市委二號別墅,張世宗一臉陰沉的放下手裡的那份辭職報告,身子向後靠了靠,下巴微微的仰起,問坐在另一邊沙發上的張學漢:「你決定要辭職了?」
「是。」張學漢只是簡單的回答了一個是。
「就因為慶島的工作不好搞,或者說因為今晚在機場被人用槍頂著腦門,所以你就要辭職?」張世宗說著,伸手在茶几上輕輕的敲了兩下,語重心長的說:「別忘了,你是為什麼要調到慶島來的,也別忘了我為什麼把你單單要過來!」
「我明白。」張學漢抬起頭:「可我也有不明白的地方。」
「說。

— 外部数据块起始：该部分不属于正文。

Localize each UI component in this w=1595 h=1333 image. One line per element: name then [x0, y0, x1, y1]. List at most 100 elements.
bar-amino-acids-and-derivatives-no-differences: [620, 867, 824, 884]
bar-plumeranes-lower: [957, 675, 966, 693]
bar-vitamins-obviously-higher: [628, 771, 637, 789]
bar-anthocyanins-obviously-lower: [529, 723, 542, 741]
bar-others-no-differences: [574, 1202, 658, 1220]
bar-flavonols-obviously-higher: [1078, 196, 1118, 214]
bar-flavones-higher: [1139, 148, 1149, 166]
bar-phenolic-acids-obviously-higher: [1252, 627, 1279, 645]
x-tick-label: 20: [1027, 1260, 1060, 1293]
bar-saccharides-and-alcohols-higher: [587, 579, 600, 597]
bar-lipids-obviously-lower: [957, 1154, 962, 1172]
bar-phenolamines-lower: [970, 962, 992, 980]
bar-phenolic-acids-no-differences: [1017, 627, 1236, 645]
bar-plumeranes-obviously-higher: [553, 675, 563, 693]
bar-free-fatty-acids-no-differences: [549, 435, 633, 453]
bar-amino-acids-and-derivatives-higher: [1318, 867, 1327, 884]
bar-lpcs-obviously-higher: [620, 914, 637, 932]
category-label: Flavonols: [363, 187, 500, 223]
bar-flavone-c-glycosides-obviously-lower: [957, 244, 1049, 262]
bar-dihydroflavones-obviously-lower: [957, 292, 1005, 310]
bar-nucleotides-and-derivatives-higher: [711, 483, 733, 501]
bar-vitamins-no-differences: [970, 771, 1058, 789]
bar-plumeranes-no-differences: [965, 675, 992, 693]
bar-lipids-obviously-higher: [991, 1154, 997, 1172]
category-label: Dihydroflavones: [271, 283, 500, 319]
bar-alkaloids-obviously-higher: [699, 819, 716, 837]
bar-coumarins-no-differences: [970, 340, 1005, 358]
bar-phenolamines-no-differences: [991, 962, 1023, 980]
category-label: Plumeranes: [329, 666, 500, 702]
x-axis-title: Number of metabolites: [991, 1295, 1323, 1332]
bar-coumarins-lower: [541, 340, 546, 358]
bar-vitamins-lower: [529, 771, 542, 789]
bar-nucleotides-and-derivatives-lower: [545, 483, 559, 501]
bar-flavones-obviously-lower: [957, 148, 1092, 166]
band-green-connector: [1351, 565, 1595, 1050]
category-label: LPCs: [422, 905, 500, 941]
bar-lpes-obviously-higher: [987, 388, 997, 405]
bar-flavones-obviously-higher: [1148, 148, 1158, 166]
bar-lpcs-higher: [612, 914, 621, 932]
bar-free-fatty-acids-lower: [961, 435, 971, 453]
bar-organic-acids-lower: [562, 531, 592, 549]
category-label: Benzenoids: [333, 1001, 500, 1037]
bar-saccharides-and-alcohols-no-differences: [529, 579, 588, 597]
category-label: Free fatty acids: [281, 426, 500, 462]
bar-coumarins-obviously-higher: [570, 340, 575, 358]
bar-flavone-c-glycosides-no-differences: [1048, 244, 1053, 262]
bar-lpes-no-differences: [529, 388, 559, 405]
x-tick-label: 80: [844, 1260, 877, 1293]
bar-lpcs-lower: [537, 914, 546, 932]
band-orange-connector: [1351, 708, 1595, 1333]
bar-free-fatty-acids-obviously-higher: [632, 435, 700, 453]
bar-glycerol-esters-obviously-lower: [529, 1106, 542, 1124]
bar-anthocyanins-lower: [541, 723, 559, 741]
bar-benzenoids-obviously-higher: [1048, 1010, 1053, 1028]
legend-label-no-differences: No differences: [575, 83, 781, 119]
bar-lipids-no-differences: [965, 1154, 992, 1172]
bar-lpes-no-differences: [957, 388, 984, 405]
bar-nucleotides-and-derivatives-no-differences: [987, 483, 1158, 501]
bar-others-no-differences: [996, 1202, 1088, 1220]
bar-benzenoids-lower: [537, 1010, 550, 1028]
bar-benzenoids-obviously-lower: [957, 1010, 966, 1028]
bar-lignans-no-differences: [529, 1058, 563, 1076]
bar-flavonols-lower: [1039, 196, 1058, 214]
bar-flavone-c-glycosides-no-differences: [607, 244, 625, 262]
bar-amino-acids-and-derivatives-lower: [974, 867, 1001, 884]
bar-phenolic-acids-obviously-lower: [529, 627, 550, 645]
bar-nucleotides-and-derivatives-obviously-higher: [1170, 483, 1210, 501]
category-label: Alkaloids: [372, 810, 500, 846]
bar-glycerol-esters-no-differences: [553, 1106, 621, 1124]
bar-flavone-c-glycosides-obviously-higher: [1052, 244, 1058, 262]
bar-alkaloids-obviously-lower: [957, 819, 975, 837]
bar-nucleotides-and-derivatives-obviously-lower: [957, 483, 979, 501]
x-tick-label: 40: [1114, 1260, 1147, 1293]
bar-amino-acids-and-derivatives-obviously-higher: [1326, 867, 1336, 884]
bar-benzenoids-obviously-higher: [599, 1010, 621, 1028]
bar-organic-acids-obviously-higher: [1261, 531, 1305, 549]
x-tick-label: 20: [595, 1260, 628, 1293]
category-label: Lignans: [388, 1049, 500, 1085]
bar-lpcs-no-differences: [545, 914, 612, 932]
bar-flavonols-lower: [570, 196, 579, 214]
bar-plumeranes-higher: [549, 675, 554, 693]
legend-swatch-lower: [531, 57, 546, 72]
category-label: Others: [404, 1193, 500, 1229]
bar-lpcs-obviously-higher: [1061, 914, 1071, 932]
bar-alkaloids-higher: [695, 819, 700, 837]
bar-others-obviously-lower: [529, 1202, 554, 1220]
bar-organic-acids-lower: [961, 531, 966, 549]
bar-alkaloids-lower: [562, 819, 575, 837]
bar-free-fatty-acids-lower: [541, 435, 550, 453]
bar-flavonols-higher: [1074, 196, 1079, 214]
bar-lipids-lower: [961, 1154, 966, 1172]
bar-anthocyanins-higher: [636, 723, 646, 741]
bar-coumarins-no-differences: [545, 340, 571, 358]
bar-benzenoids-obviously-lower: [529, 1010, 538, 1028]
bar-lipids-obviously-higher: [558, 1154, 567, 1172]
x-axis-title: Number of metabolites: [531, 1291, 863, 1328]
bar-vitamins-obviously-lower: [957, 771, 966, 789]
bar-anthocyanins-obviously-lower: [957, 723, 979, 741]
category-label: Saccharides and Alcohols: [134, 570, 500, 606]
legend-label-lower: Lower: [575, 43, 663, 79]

」
「現在秦玉關背後都是站著誰,想必市長您也知道,」張學漢索性實話實說:「既然明知道不可能扳倒他,為什麼還要惹他呢?還有,李省長的能力應該比我們還要大,這是事實。可我聽說,她都託人和秦玉關示好,為什麼我們還要不知進退的和他作對?」
「張副局長,請你正確使用你的言詞,」張世宗眼睛一眯:「不是我要和他作對,而是人民要向他討個說法!」
「人民?」張學漢呆了片刻,忽地冷笑一聲,慢吞吞的說:「如果沒有政府在背後支援,乾坤宮的王董這個人民,恐怕未必有膽子敢和中央特派員過不去吧?世宗,我知道你始終對世青的死耿耿於懷,我雖然是張家子弟,但我卻不贊成你這樣做!」
「張學漢,你太放肆了!」張世宗見張學漢的話這樣露骨,氣的一拍茶几:「別忘了這些年你是怎麼走到這個位置的,現在需要你做事了,你卻要變成縮頭烏龜!」
「對不起,」張學漢站起身,身子微微的佝僂著:「世宗,現在我以你遠房六叔的身份和你道歉。對我來說,誠然是想在仕途上走的更遠一些,可我覺得還是生命最重要!到現在,我都一點也不懷疑,如果我再夾雜在這場根本不是一個檔次的鬥爭中,最終的結果,只能是一個死。呵呵,世宗,你有過被人用槍頂著腦門的經歷嗎?」
張世宗臉色鐵青,一句話也不說。
「早點休息吧,明天我就回慶州老家了。」看到張世宗這樣,張學漢忽然覺得全身一下子放鬆,那種槍頂在腦門的壓力霍然消逝,讓他在笑笑後轉身走出了客廳……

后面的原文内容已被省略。